Stellungnahme vom 29.11.2024

Referentenentwurf eines Gesetzes zur Neuordnung aufsichtsrechtlicher Verfahren des Rechts der rechtsberatenden Berufe sowie zur Änderung weiterer Vorschriften

Zusammenfassung:

Der Referentenentwurf eines Gesetzes zur Neuordnung aufsichtsrechtlicher Verfahren des Rechts der rechtsberatenden Berufe sowie zur Änderung weiterer Vorschriften enthält verschiedene Änderungen im Berufsrecht der rechtsberatenden Berufe. Die Stellungnahme der Bundesnotarkammer beschränkt sich auf die darin enthaltenen Regelungen, die einen Bezug zum notariellen Berufsrecht aufweisen.

Der Referentenentwurf erscheint insoweit insgesamt gelungen. Hinsichtlich der Neuregelung der Verwahrung von und der Einsichtnahme in notarielle Urkunden und Verzeichnisse, die über 100 Jahre alt sind, regen wir einzelne Anpassungen an (A.). Hinsichtlich der in § 21 NotAktVV-E vorgesehenen Anpassung des Wortlauts kommt eine Klarstellung dahingehend in Betracht, dass auch weiterhin in das Verwahrungsverzeichnis nur Wertgegenstände einzutragen sind, die nach § 23 BNotO in amtliche Verwahrung genommen werden (B.). Mit Blick auf die technische Behandlung von Berufsausübungsgesellschaften und die elektronische Notarvertreterbestellung regen wir eine Anpassung des für die Führung des Notarverzeichnisses maßgeblichen § 78l BNotO an (C.).

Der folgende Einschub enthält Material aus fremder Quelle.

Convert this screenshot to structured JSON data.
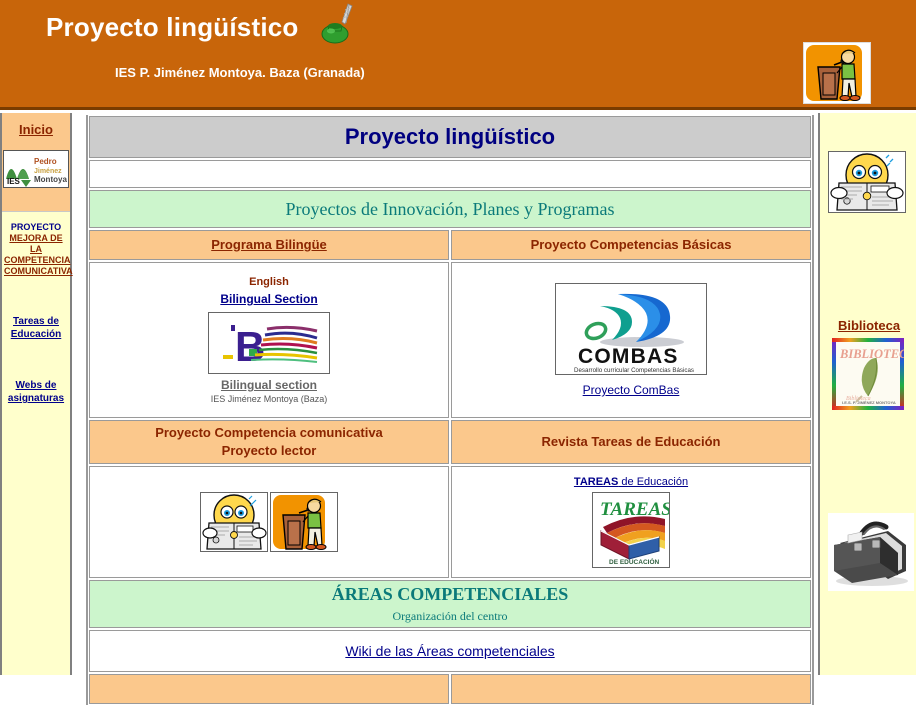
{
  "header": {
    "title": "Proyecto lingüístico",
    "subtitle": "IES P. Jiménez Montoya. Baza (Granada)",
    "bg_color": "#c8650a",
    "inkwell_icon": "inkwell-quill-icon",
    "podium_icon": "podium-speaker-image"
  },
  "left_sidebar": {
    "inicio": "Inicio",
    "logo_alt": "IES Pedro Jiménez Montoya",
    "logo_text_ies": "IES",
    "logo_text_line1": "Pedro",
    "logo_text_line2": "Jiménez",
    "logo_text_line3": "Montoya",
    "proyecto_line1": "PROYECTO",
    "proyecto_line2": "MEJORA DE LA",
    "proyecto_line3": "COMPETENCIA",
    "proyecto_line4": "COMUNICATIVA",
    "tareas_line1": "Tareas de",
    "tareas_line2": "Educación",
    "webs_line1": "Webs de",
    "webs_line2": "asignaturas"
  },
  "main": {
    "page_title": "Proyecto lingüístico",
    "section_innovacion": "Proyectos de Innovación, Planes y Programas",
    "col_bilingue_header": "Programa Bilingüe",
    "col_combas_header": "Proyecto Competencias Básicas",
    "bilingue": {
      "english_label": "English",
      "bilingual_section_link": "Bilingual Section",
      "logo_letter": "B",
      "caption_link": "Bilingual section",
      "caption_sub": "IES Jiménez Montoya (Baza)"
    },
    "combas": {
      "logo_text": "COMBAS",
      "logo_tagline": "Desarrollo curricular Competencias Básicas",
      "caption_link": "Proyecto ComBas"
    },
    "col_comunicativa_header_line1": "Proyecto Competencia comunicativa",
    "col_comunicativa_header_line2": "Proyecto lector",
    "col_revista_header": "Revista Tareas de Educación",
    "revista": {
      "link_bold": "TAREAS",
      "link_rest": " de Educación",
      "logo_text": "TAREAS",
      "logo_sub": "DE EDUCACIÓN"
    },
    "section_areas_title": "ÁREAS COMPETENCIALES",
    "section_areas_sub": "Organización del centro",
    "wiki_link": "Wiki de las Áreas competenciales"
  },
  "right_sidebar": {
    "news_icon": "smiley-reading-newspaper-image",
    "biblioteca_label": "Biblioteca",
    "biblioteca_logo_text": "BIBLIOTECA",
    "briefcase_icon": "briefcase-image"
  },
  "colors": {
    "header_orange": "#c8650a",
    "sidebar_cream": "#ffffcc",
    "cell_orange": "#fbc88c",
    "cell_green": "#ccf5cc",
    "title_gray": "#cccccc",
    "link_navy": "#00008b",
    "heading_maroon": "#8b2500",
    "green_teal": "#0b7a7a"
  }
}
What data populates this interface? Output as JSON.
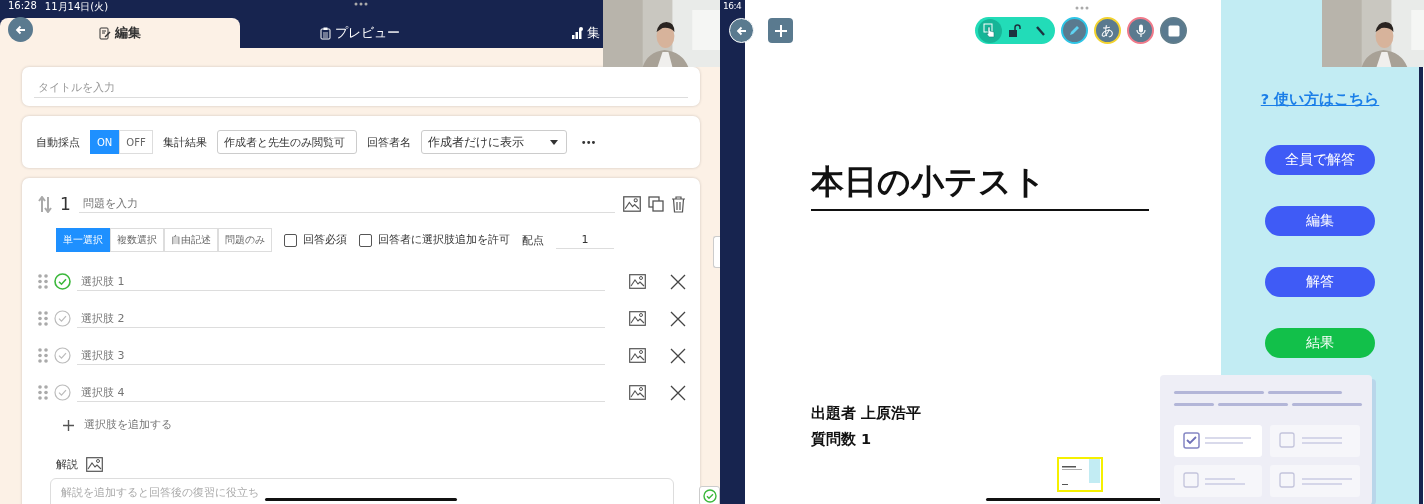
{
  "left": {
    "status_time": "16:28",
    "status_date": "11月14日(火)",
    "tabs": [
      {
        "label": "編集",
        "kind": "edit",
        "selected": true
      },
      {
        "label": "プレビュー",
        "kind": "preview",
        "selected": false
      },
      {
        "label": "集",
        "kind": "stats",
        "selected": false
      }
    ],
    "title_field": {
      "placeholder": "タイトルを入力"
    },
    "settings": {
      "auto_label": "自動採点",
      "auto_toggle": [
        {
          "label": "ON",
          "selected": true
        },
        {
          "label": "OFF",
          "selected": false
        }
      ],
      "results_label": "集計結果",
      "results_value": "作成者と先生のみ閲覧可",
      "name_label": "回答者名",
      "name_value": "作成者だけに表示",
      "more": "•••"
    },
    "question": {
      "number": "1",
      "placeholder": "問題を入力",
      "types": [
        {
          "label": "単一選択",
          "selected": true
        },
        {
          "label": "複数選択",
          "selected": false
        },
        {
          "label": "自由記述",
          "selected": false
        },
        {
          "label": "問題のみ",
          "selected": false
        }
      ],
      "options": [
        {
          "label": "回答必須",
          "checked": false
        },
        {
          "label": "回答者に選択肢追加を許可",
          "checked": false
        }
      ],
      "points_label": "配点",
      "points_value": "1",
      "choices": [
        {
          "placeholder": "選択肢 1",
          "correct": true
        },
        {
          "placeholder": "選択肢 2",
          "correct": false
        },
        {
          "placeholder": "選択肢 3",
          "correct": false
        },
        {
          "placeholder": "選択肢 4",
          "correct": false
        }
      ],
      "add_choice": "選択肢を追加する",
      "explanation_label": "解説",
      "explanation_placeholder": "解説を追加すると回答後の復習に役立ち"
    }
  },
  "right": {
    "status_time": "16:4",
    "modes": [
      {
        "kind": "touch",
        "selected": true
      },
      {
        "kind": "lock",
        "selected": false
      },
      {
        "kind": "pen",
        "selected": false
      }
    ],
    "tools": [
      {
        "kind": "pen",
        "color": "#2ec5e6"
      },
      {
        "kind": "text",
        "label": "あ",
        "color": "#f2d22e"
      },
      {
        "kind": "mic",
        "color": "#f07a8a"
      },
      {
        "kind": "stop",
        "color": "#607d8b"
      }
    ],
    "slide": {
      "title": "本日の小テスト",
      "author": "出題者 上原浩平",
      "question_count": "質問数 1"
    },
    "help_link": "? 使い方はこちら",
    "buttons": [
      {
        "label": "全員で解答",
        "color": "#3f5bf6"
      },
      {
        "label": "編集",
        "color": "#3f5bf6"
      },
      {
        "label": "解答",
        "color": "#3f5bf6"
      },
      {
        "label": "結果",
        "color": "#12c04a"
      }
    ]
  }
}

Hinsichtlich der vorgesehenen Anpassung in § 207a Abs. 1 Nr. 3 BRAO ergibt sich nur eine punktuelle Anmerkung (D.).

Im Einzelnen:

A. Verwahrung von und Einsichtnahme in über 100 Jahre alte notarielle Urkunden und Verzeichnisse

Die vorgesehenen Änderungen hinsichtlich der Verwahrung von notariellen Urkunden und Verzeichnissen, die über 100 Jahre alt sind, verfolgen das Ziel, die Aufbewahrung dieser Dokumente grundsätzlich auch dann in die Verantwortung der Landesarchive zu übergeben, wenn die entsprechenden Urkunden und Verzeichnisse vor dem 1. Januar 1950 erstellt wurden. In der Folge soll die Einsichtnahme in diese von den Landesarchiven verwahrten Urkunden und Verzeichnisse künftig nach den Archivgesetzen der Länder erfolgen. Gegen die vorgeschlagenen Regelungen bestehen aus Sicht der Bundesnotarkammer keine Bedenken. Insbesondere ist durch die vorgesehene Ausgestaltung von § 120 Abs. 1 Satz 3 BNotO-E sichergestellt, dass die Belange der Rechtspflege gewahrt sind. Kleinere Anpassungen scheinen nur mit Blick auf die nach § 120 Abs. 1 Satz 5 BNotO-E bestehende Übergangszeit bis zum 1. Januar 2029 erforderlich.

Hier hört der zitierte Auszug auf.